Unternehmen sollten Fehler als Chance für Weiterentwicklung begreifen

Rund ein Viertel der jüngeren Arbeitnehmer hat Angst, gegenüber dem Unternehmen Fehler zuzugeben. Das ist das Ergebnis der Umfrage einer Karriereberatung unter 650 Beschäftigten. Der Grund: Viele der Befragten fürchten eine Abstrafung durch die Vorgesetzten. Die Sorge ist nicht ganz unbegründet: So gab in der Studie jeder Fünfte an, nach einem Fehlereingeständnis weniger Kompetenzen zugeschrieben bekommen zu haben.

Auch für Unternehmen können sich daraus negative Folgen ergeben. Der Anspruch an Perfektion verbunden mit einer geringen Fehlertoleranz verhindert einen konstruktiven Austausch über mögliche Verbesserungen – und führt zu erhöhtem Stress bei den Beschäftigten. So gab rund ein Viertel der befragten 18 bis 34-jährigen Beschäftigten an, dass bei Fehlern nicht die Ursache gesucht werde, sondern vielmehr ein Schuldiger.
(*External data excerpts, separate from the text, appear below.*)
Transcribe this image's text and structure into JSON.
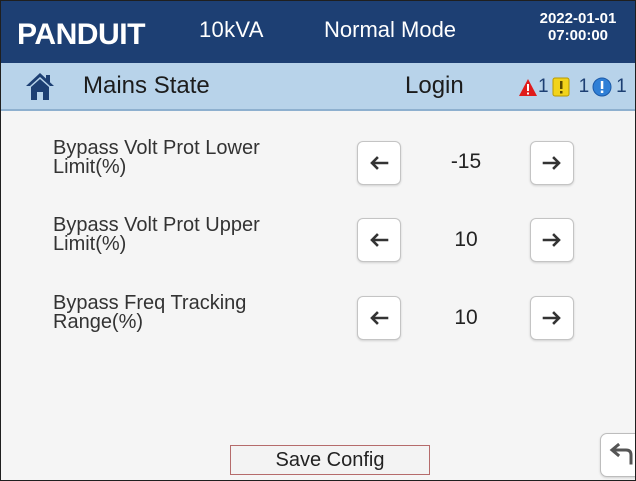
{
  "header": {
    "logo_text": "PANDUIT",
    "model": "10kVA",
    "mode": "Normal Mode",
    "date": "2022-01-01",
    "time": "07:00:00",
    "background_color": "#1d3f73"
  },
  "subheader": {
    "home_icon": "home-icon",
    "title": "Mains State",
    "login_label": "Login",
    "alarms": {
      "critical_icon": "red-warning-triangle-icon",
      "critical_count": "1",
      "warning_icon": "yellow-exclamation-icon",
      "warning_count": "1",
      "info_icon": "blue-info-circle-icon",
      "info_count": "1"
    },
    "background_color": "#b8d3ea"
  },
  "settings": [
    {
      "label": "Bypass Volt  Prot Lower Limit(%)",
      "value": "-15",
      "decrease_icon": "arrow-left-icon",
      "increase_icon": "arrow-right-icon"
    },
    {
      "label": "Bypass Volt  Prot Upper Limit(%)",
      "value": "10",
      "decrease_icon": "arrow-left-icon",
      "increase_icon": "arrow-right-icon"
    },
    {
      "label": "Bypass Freq Tracking Range(%)",
      "value": "10",
      "decrease_icon": "arrow-left-icon",
      "increase_icon": "arrow-right-icon"
    }
  ],
  "footer": {
    "save_label": "Save Config",
    "back_icon": "back-return-icon"
  }
}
Falls es durch einen Fehler zu Schwierigkeiten kommt, spürt jeder Zweite keinen Rückhalt unter den Kollegen.

Dabei zeigt die Studie auch: Ein vertrauensvolles Klima schafft motivierte Beschäftigte und kommt letztendlich dem gesamten Unternehmen zugute. Durch eine offene Fehlerkultur können Teammitglieder aus den Fehlern anderer lernen. Sie werden darüber hinaus ermutigt, eigene Fehler transparent zu machen und nach innovativen Lösungen zu suchen. Das ist nicht nur förderlich für das Betriebsklima – es kommt auch der Gesundheit der Beschäftigten zugute.